Los jinetes desmontaron. Eran cuatro hombres, cuyas armaduras habían sido deslustradas para aprovechar completamente la protección de la noche.

—Échate a un lado —dijo un hombre fornido mientras pasaba como un rayo por delante de Adon.

El soldado abrió las pesadas puertas y volvió el rostro, un hedor de muerte brotaba del interior del templo.

Adon sacó su destrozado pañuelo de seda y se lo puso delante del rostro antes de introducirse en el templo junto con uno de los guardias. Los dos hombres se quedaron boquiabiertos ante la escena que tenían delante.

Había como una docena de personas en el templo, todas salvajemente asesinadas. El altar principal estaba volcado y el símbolo de Bane aparecía pintado en las paredes con la sangre de los clérigos asesinados. Por los fuegos que todavía ardían en los braseros y el olor persistente del templo, Adon dedujo que la profanación se habría producido hacía menos de una hora.

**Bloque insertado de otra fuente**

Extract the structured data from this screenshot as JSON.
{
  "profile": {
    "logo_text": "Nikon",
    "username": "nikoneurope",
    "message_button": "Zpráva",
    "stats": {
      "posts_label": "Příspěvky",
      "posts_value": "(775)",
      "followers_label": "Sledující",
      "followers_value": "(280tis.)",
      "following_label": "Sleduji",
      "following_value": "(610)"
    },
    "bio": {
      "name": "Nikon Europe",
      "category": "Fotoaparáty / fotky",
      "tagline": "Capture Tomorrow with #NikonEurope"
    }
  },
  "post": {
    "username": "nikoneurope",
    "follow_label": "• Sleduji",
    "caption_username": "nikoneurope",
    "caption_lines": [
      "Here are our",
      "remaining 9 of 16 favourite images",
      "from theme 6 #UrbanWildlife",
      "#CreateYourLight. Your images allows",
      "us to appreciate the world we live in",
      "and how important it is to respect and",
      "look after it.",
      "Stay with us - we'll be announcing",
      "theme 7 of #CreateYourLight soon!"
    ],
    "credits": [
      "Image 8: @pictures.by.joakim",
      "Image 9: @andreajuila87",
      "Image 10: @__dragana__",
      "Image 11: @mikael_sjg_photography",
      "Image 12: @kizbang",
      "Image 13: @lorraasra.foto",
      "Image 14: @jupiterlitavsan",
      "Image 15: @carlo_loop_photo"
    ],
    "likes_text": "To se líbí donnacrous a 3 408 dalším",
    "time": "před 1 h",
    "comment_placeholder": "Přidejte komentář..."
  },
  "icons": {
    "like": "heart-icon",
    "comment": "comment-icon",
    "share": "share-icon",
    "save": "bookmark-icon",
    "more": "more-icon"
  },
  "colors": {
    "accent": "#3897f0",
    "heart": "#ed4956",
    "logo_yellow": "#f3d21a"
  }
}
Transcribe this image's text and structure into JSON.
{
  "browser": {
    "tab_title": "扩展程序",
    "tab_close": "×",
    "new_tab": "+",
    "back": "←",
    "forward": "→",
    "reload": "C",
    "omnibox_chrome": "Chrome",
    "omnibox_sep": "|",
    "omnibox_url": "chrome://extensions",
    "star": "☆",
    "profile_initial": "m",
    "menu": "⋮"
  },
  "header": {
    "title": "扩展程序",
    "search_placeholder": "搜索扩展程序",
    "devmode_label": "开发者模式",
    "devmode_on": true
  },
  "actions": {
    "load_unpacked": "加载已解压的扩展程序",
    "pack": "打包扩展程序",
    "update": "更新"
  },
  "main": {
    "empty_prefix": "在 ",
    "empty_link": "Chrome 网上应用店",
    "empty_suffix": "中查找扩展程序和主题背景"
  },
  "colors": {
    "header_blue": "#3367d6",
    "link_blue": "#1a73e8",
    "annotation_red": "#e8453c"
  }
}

Adon advirtió, aliviado, que no había niños. El guardia que lo acompañaba se mareó y se desplomó sobre sus rodillas. Cuando se levantó, vio al joven clérigo entre las filas de bancos y en las gradas del altar situado sobre una tarima. Adon estaba cambiando a los muertos de la espantosa posición en que los habían dejado sus agresores y los estaba colocando en el suelo. Luego arrancó las cortinas de seda que había detrás del altar y cubrió con ellas los cuerpos lo mejor que pudo. El guardia se acercó a él con las rodillas temblorosas. Oyeron ruido y movimientos fuera y el grito de espanto que lanzaron los otros guardias cuando vieron aquel horror dentro del templo.

—Quizás haya más —advirtió Adon, señalando la escalera que conducía a la zona interior del templo.

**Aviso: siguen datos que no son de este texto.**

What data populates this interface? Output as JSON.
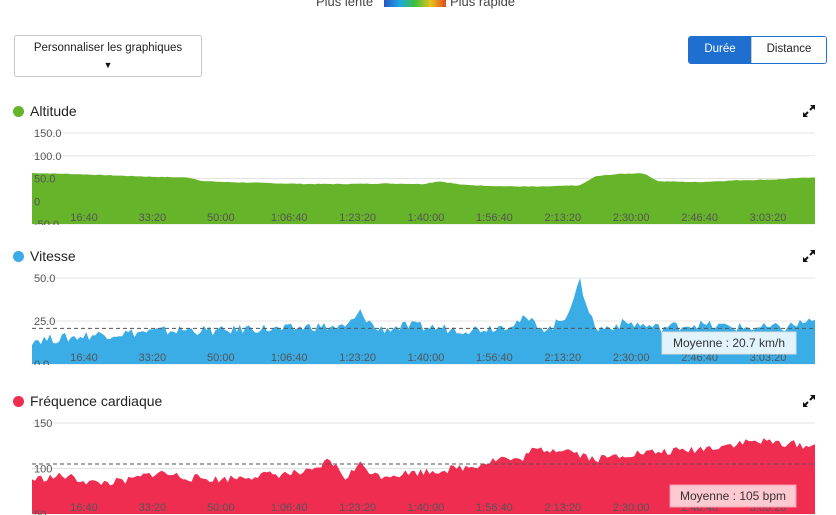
{
  "legend": {
    "slow": "Plus lente",
    "fast": "Plus rapide"
  },
  "customize": {
    "label": "Personnaliser les graphiques"
  },
  "toggle": {
    "duration": "Durée",
    "distance": "Distance"
  },
  "x_ticks": [
    "16:40",
    "33:20",
    "50:00",
    "1:06:40",
    "1:23:20",
    "1:40:00",
    "1:56:40",
    "2:13:20",
    "2:30:00",
    "2:46:40",
    "3:03:20"
  ],
  "charts": [
    {
      "key": "altitude",
      "title": "Altitude",
      "color": "#66b42a",
      "avg_label": ""
    },
    {
      "key": "speed",
      "title": "Vitesse",
      "color": "#3aace6",
      "avg_label": "Moyenne : 20.7 km/h"
    },
    {
      "key": "hr",
      "title": "Fréquence cardiaque",
      "color": "#ef2d51",
      "avg_label": "Moyenne : 105 bpm"
    }
  ],
  "chart_data": [
    {
      "type": "area",
      "title": "Altitude",
      "ylim": [
        -50,
        150
      ],
      "yticks": [
        "150.0",
        "100.0",
        "50.0",
        "0",
        "-50.0"
      ],
      "x": [
        0,
        0.05,
        0.1,
        0.15,
        0.2,
        0.22,
        0.25,
        0.3,
        0.35,
        0.4,
        0.45,
        0.5,
        0.52,
        0.55,
        0.6,
        0.65,
        0.7,
        0.72,
        0.75,
        0.78,
        0.8,
        0.85,
        0.9,
        0.95,
        1.0
      ],
      "values": [
        62,
        60,
        57,
        54,
        52,
        44,
        42,
        40,
        38,
        38,
        39,
        38,
        44,
        36,
        33,
        32,
        35,
        55,
        60,
        62,
        44,
        42,
        46,
        48,
        53
      ],
      "grid": true
    },
    {
      "type": "area",
      "title": "Vitesse",
      "ylim": [
        0,
        50
      ],
      "yticks": [
        "50.0",
        "25.0",
        "0.0"
      ],
      "average": 20.7,
      "x": [
        0,
        0.04,
        0.08,
        0.12,
        0.16,
        0.2,
        0.24,
        0.28,
        0.32,
        0.36,
        0.4,
        0.42,
        0.44,
        0.48,
        0.52,
        0.56,
        0.6,
        0.63,
        0.66,
        0.68,
        0.7,
        0.72,
        0.76,
        0.8,
        0.84,
        0.88,
        0.92,
        0.96,
        1.0
      ],
      "values": [
        14,
        15,
        17,
        18,
        19,
        20,
        19,
        21,
        20,
        22,
        21,
        30,
        20,
        22,
        21,
        20,
        22,
        26,
        20,
        27,
        47,
        20,
        24,
        21,
        23,
        22,
        21,
        21,
        26
      ],
      "grid": true
    },
    {
      "type": "area",
      "title": "Fréquence cardiaque",
      "ylim": [
        50,
        150
      ],
      "yticks": [
        "150",
        "100",
        "50"
      ],
      "average": 105,
      "x": [
        0,
        0.04,
        0.08,
        0.12,
        0.16,
        0.2,
        0.24,
        0.28,
        0.32,
        0.36,
        0.38,
        0.4,
        0.42,
        0.44,
        0.48,
        0.52,
        0.56,
        0.6,
        0.62,
        0.64,
        0.68,
        0.72,
        0.76,
        0.8,
        0.84,
        0.88,
        0.92,
        0.96,
        1.0
      ],
      "values": [
        88,
        92,
        84,
        86,
        96,
        90,
        88,
        92,
        94,
        96,
        110,
        90,
        105,
        92,
        95,
        98,
        102,
        112,
        108,
        120,
        122,
        110,
        116,
        118,
        120,
        125,
        130,
        128,
        124
      ],
      "grid": true
    }
  ]
}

—¿Con vida? —dijo el guardia—. ¿Otros… pero vivos?

El clérigo no contestó, pues en cierta forma presentía lo que iban a encontrar. De una cosa estaba seguro, de que no podía esperar hacerse con las preciosas pociones curativas de las que había oído hablar.

Adon se quedó en el templo incluso después de que el hedor se hizo insoportable para los demás. Intentó rezar por los muertos, pero las palabras no salieron de su boca.

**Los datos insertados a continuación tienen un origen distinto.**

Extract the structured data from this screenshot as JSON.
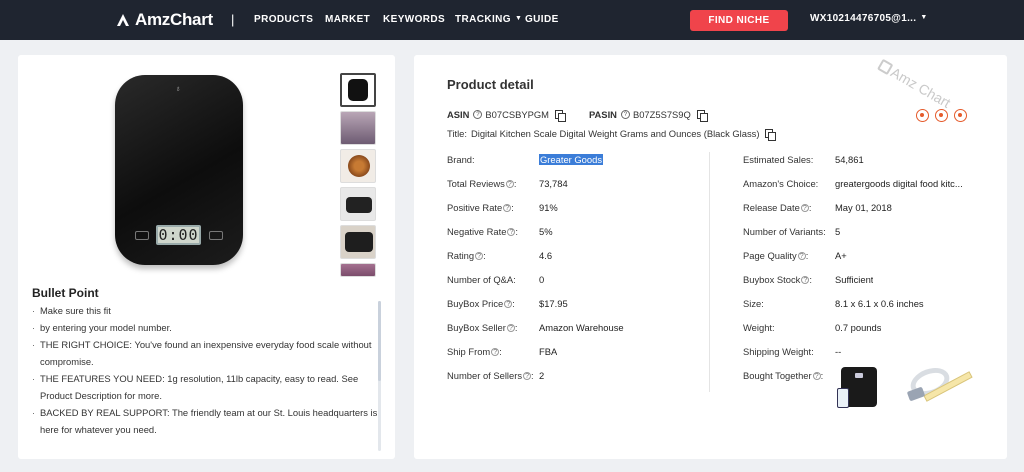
{
  "nav": {
    "logo": "AmzChart",
    "separator": "|",
    "items": [
      {
        "label": "PRODUCTS"
      },
      {
        "label": "MARKET"
      },
      {
        "label": "KEYWORDS"
      },
      {
        "label": "TRACKING",
        "has_dropdown": true
      },
      {
        "label": "GUIDE"
      }
    ],
    "find_niche": "FIND NICHE",
    "user": "WX10214476705@1..."
  },
  "colors": {
    "topbar": "#1f2530",
    "accent": "#f0444b",
    "tool_icons": "#e55b2c",
    "selection": "#3b7dd8"
  },
  "product": {
    "main_image": "black-digital-kitchen-scale",
    "display_reading": "0:00",
    "thumbnails": [
      {
        "icon": "scale-front-thumb"
      },
      {
        "icon": "kitchen-scene-thumb"
      },
      {
        "icon": "food-bowl-thumb"
      },
      {
        "icon": "scale-side-thumb"
      },
      {
        "icon": "scale-food-thumb"
      },
      {
        "icon": "lifestyle-thumb"
      }
    ],
    "bullet_title": "Bullet Point",
    "bullets": [
      "Make sure this fit",
      "by entering your model number.",
      "THE RIGHT CHOICE: You've found an inexpensive everyday food scale without compromise.",
      "THE FEATURES YOU NEED: 1g resolution, 11lb capacity, easy to read. See Product Description for more.",
      "BACKED BY REAL SUPPORT: The friendly team at our St. Louis headquarters is here for whatever you need."
    ]
  },
  "detail": {
    "heading": "Product detail",
    "watermark": "Amz Chart",
    "asin_label": "ASIN",
    "asin": "B07CSBYPGM",
    "pasin_label": "PASIN",
    "pasin": "B07Z5S7S9Q",
    "title_label": "Title:",
    "title": "Digital Kitchen Scale Digital Weight Grams and Ounces (Black Glass)",
    "left": [
      {
        "label": "Brand:",
        "value": "Greater Goods",
        "help": false
      },
      {
        "label": "Total Reviews",
        "value": "73,784",
        "help": true
      },
      {
        "label": "Positive Rate",
        "value": "91%",
        "help": true
      },
      {
        "label": "Negative Rate",
        "value": "5%",
        "help": true
      },
      {
        "label": "Rating",
        "value": "4.6",
        "help": true
      },
      {
        "label": "Number of Q&A:",
        "value": "0",
        "help": false
      },
      {
        "label": "BuyBox Price",
        "value": "$17.95",
        "help": true
      },
      {
        "label": "BuyBox Seller",
        "value": "Amazon Warehouse",
        "help": true
      },
      {
        "label": "Ship From",
        "value": "FBA",
        "help": true
      },
      {
        "label": "Number of Sellers",
        "value": "2",
        "help": true
      }
    ],
    "right": [
      {
        "label": "Estimated Sales:",
        "value": "54,861",
        "help": false
      },
      {
        "label": "Amazon's Choice:",
        "value": "greatergoods digital food kitc...",
        "help": false
      },
      {
        "label": "Release Date",
        "value": "May 01, 2018",
        "help": true
      },
      {
        "label": "Number of Variants:",
        "value": "5",
        "help": false
      },
      {
        "label": "Page Quality",
        "value": "A+",
        "help": true
      },
      {
        "label": "Buybox Stock",
        "value": "Sufficient",
        "help": true
      },
      {
        "label": "Size:",
        "value": "8.1 x 6.1 x 0.6 inches",
        "help": false
      },
      {
        "label": "Weight:",
        "value": "0.7 pounds",
        "help": false
      },
      {
        "label": "Shipping Weight:",
        "value": "--",
        "help": false
      },
      {
        "label": "Bought Together",
        "value": "",
        "help": true
      }
    ],
    "bought_together": [
      {
        "icon": "smart-body-scale"
      },
      {
        "icon": "measuring-tape"
      }
    ]
  }
}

Kelemvor dio la espalda a la ventana. Había ido a la habitación de Medianoche pero ella no había regresado de la casa de Elminster. Volvió a su cuarto, pasó el tiempo sin poder conciliar el sueño. Acarició por un momento la idea de coger un caballo y dirigirse a la torre de Elminster para enfrentarse a Medianoche, pero sabía que sería tiempo perdido.

Luego, mirando por la ventana de la torre, vio llegar a la maga. El guerrero observó cómo pasaba por delante de la guardia y entraba en la Torre Inclinada. Al cabo de unos instantes, llamaron a la puerta. Kelemvor se sentó en el borde de la cama y se cubrió el rostro con las manos.

—¿Kel?

—Sí —contestó—. Entra.

Medianoche penetró en el cuarto y cerró la puerta.

—¿Quieres que encienda una linterna? —preguntó.

—Has olvidado lo que soy —contestó Kelemvor—. A la luz de la luna tus rasgos son tan puros como si los contemplase a mediodía.

—No he olvidado nada —respondió la maga.

Medianoche llevaba una capa larga y suelta, un cambio más que adecuado por la que había perdido. Unas llamas saltaban por la superficie del medallón. A Kelemvor le sorprendió ver que lo había recuperado, pero no tenía interés en preguntarle cómo.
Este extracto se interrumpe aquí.